Plato’s idea helped inform the creation of another kind of “CAVE” at the University of Wisconsin — the Cave Automatic Virtual Environment, which provides a wide range of simulated realities for the pursuit of knowledge.

“This allegory reflects back to this idea of the CAVE,” said Kevin Ponto, an assistant professor at Wisconsin. “We’re recreating this other reality through projection. The CAVE is a room where … the floor, the wall, the ceiling — it’s all 3-D projection. We can recreate any kind of an environment in the past or an environment in the future.
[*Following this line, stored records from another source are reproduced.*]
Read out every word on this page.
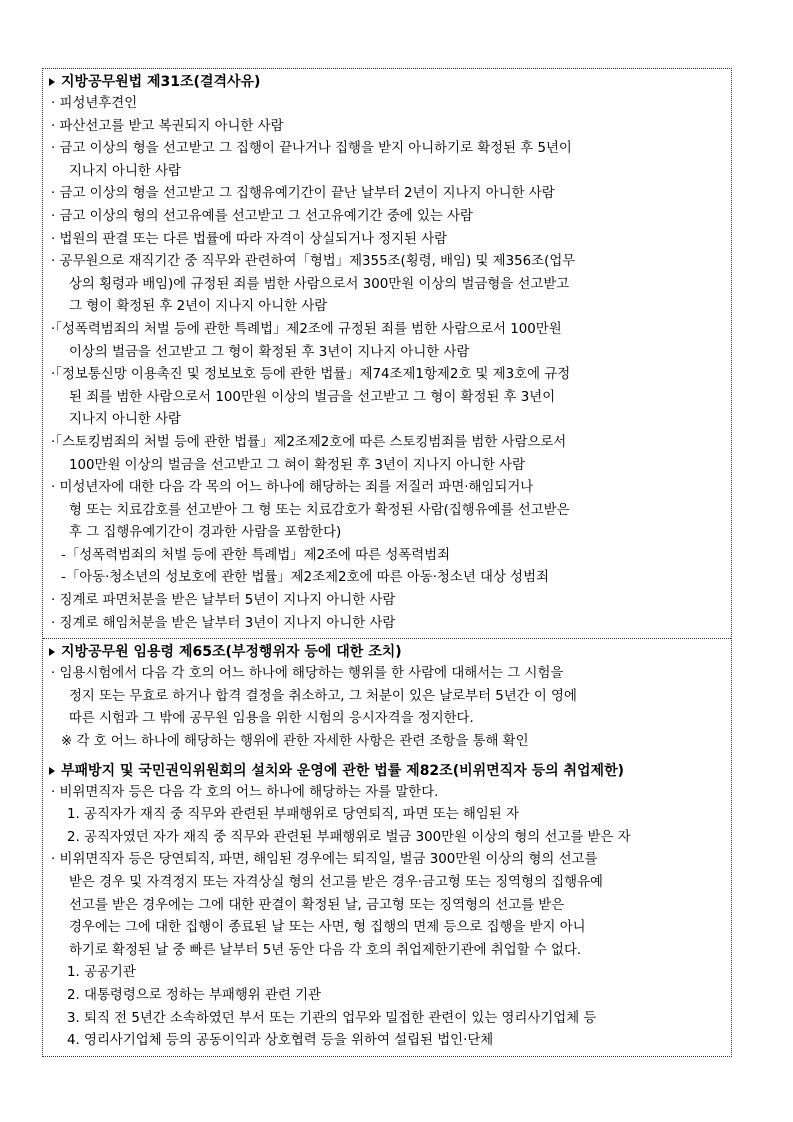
지방공무원법 제31조(결격사유)
· 피성년후견인
· 파산선고를 받고 복권되지 아니한 사람
· 금고 이상의 형을 선고받고 그 집행이 끝나거나 집행을 받지 아니하기로 확정된 후 5년이
지나지 아니한 사람
· 금고 이상의 형을 선고받고 그 집행유예기간이 끝난 날부터 2년이 지나지 아니한 사람
· 금고 이상의 형의 선고유예를 선고받고 그 선고유예기간 중에 있는 사람
· 법원의 판결 또는 다른 법률에 따라 자격이 상실되거나 정지된 사람
· 공무원으로 재직기간 중 직무와 관련하여「형법」제355조(횡령, 배임) 및 제356조(업무
상의 횡령과 배임)에 규정된 죄를 범한 사람으로서 300만원 이상의 벌금형을 선고받고
그 형이 확정된 후 2년이 지나지 아니한 사람
·「성폭력범죄의 처벌 등에 관한 특례법」제2조에 규정된 죄를 범한 사람으로서 100만원
이상의 벌금을 선고받고 그 형이 확정된 후 3년이 지나지 아니한 사람
·「정보통신망 이용촉진 및 정보보호 등에 관한 법률」제74조제1항제2호 및 제3호에 규정
된 죄를 범한 사람으로서 100만원 이상의 벌금을 선고받고 그 형이 확정된 후 3년이
지나지 아니한 사람
·「스토킹범죄의 처벌 등에 관한 법률」제2조제2호에 따른 스토킹범죄를 범한 사람으로서
100만원 이상의 벌금을 선고받고 그 혀이 확정된 후 3년이 지나지 아니한 사람
· 미성년자에 대한 다음 각 목의 어느 하나에 해당하는 죄를 저질러 파면·해임되거나
형 또는 치료감호를 선고받아 그 형 또는 치료감호가 확정된 사람(집행유예를 선고받은
후 그 집행유예기간이 경과한 사람을 포함한다)
-「성폭력범죄의 처벌 등에 관한 특례법」제2조에 따른 성폭력범죄
-「아동·청소년의 성보호에 관한 법률」제2조제2호에 따른 아동·청소년 대상 성범죄
· 징계로 파면처분을 받은 날부터 5년이 지나지 아니한 사람
· 징계로 해임처분을 받은 날부터 3년이 지나지 아니한 사람
지방공무원 임용령 제65조(부정행위자 등에 대한 조치)
· 임용시험에서 다음 각 호의 어느 하나에 해당하는 행위를 한 사람에 대해서는 그 시험을
정지 또는 무효로 하거나 합격 결정을 취소하고, 그 처분이 있은 날로부터 5년간 이 영에
따른 시험과 그 밖에 공무원 임용을 위한 시험의 응시자격을 정지한다.
※ 각 호 어느 하나에 해당하는 행위에 관한 자세한 사항은 관련 조항을 통해 확인
부패방지 및 국민권익위원회의 설치와 운영에 관한 법률 제82조(비위면직자 등의 취업제한)
· 비위면직자 등은 다음 각 호의 어느 하나에 해당하는 자를 말한다.
1. 공직자가 재직 중 직무와 관련된 부패행위로 당연퇴직, 파면 또는 해임된 자
2. 공직자였던 자가 재직 중 직무와 관련된 부패행위로 벌금 300만원 이상의 형의 선고를 받은 자
· 비위면직자 등은 당연퇴직, 파면, 해임된 경우에는 퇴직일, 벌금 300만원 이상의 형의 선고를
받은 경우 및 자격정지 또는 자격상실 형의 선고를 받은 경우·금고형 또는 징역형의 집행유예
선고를 받은 경우에는 그에 대한 판결이 확정된 날, 금고형 또는 징역형의 선고를 받은
경우에는 그에 대한 집행이 종료된 날 또는 사면, 형 집행의 면제 등으로 집행을 받지 아니
하기로 확정된 날 중 빠른 날부터 5년 동안 다음 각 호의 취업제한기관에 취업할 수 없다.
1. 공공기관
2. 대통령령으로 정하는 부패행위 관련 기관
3. 퇴직 전 5년간 소속하였던 부서 또는 기관의 업무와 밀접한 관련이 있는 영리사기업체 등
4. 영리사기업체 등의 공동이익과 상호협력 등을 위하여 설립된 법인·단체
It’s just right there in front of you.”

Ponto is a member of the faculty at the Design Studies Department in the university’s School of Human Ecology, but also serves as a key member of the CAVE team within the Wisconsin Institute for Discovery’s Living Environments Laboratory.

Until recently, virtual reality (VR) was mainly the province of large organizations with vast resources — think the U.S. Armed Forces, Boeing, Ford and ExxonMobil — that wanted to test products and processes in certain environments. But recent technology advances have made this platform much more accessible and affordable, Ponto explained.

“All of a sudden, we’ve seen new types of applications bounce up for this type of technology,” he added. “The video-game industry has become very interested in virtual-reality technology as a new means for creating user experiences.

“We’ve seen people really interested in this field as a new means of communication. [It’s the] ultimate empathy machine because you can take people to different parts of the world and really convey what these areas actually look like.”

One of the advances that Ponto and other researchers are working on for the CAVE is physical sensations that correspond with what’s happening in a VR environment.

“We’ve been looking at muscle signals, so that you actually reach your hand out and pick up objects and you have to lift them with a force you would need for a normal object,” he explained. “We can pick them up, we can move them around, we can drop them, we can kick them, we can throw them. It’s very fun.”

Developments like this have Ponto excited about what the future of VR holds for everyone, not just researchers and academics.

“I think that we’re just on the cusp of seeing where this technology is going to go into the consumer market,” he said. “It’s harder to know exactly what directions, but it’s interesting to really think big about it.”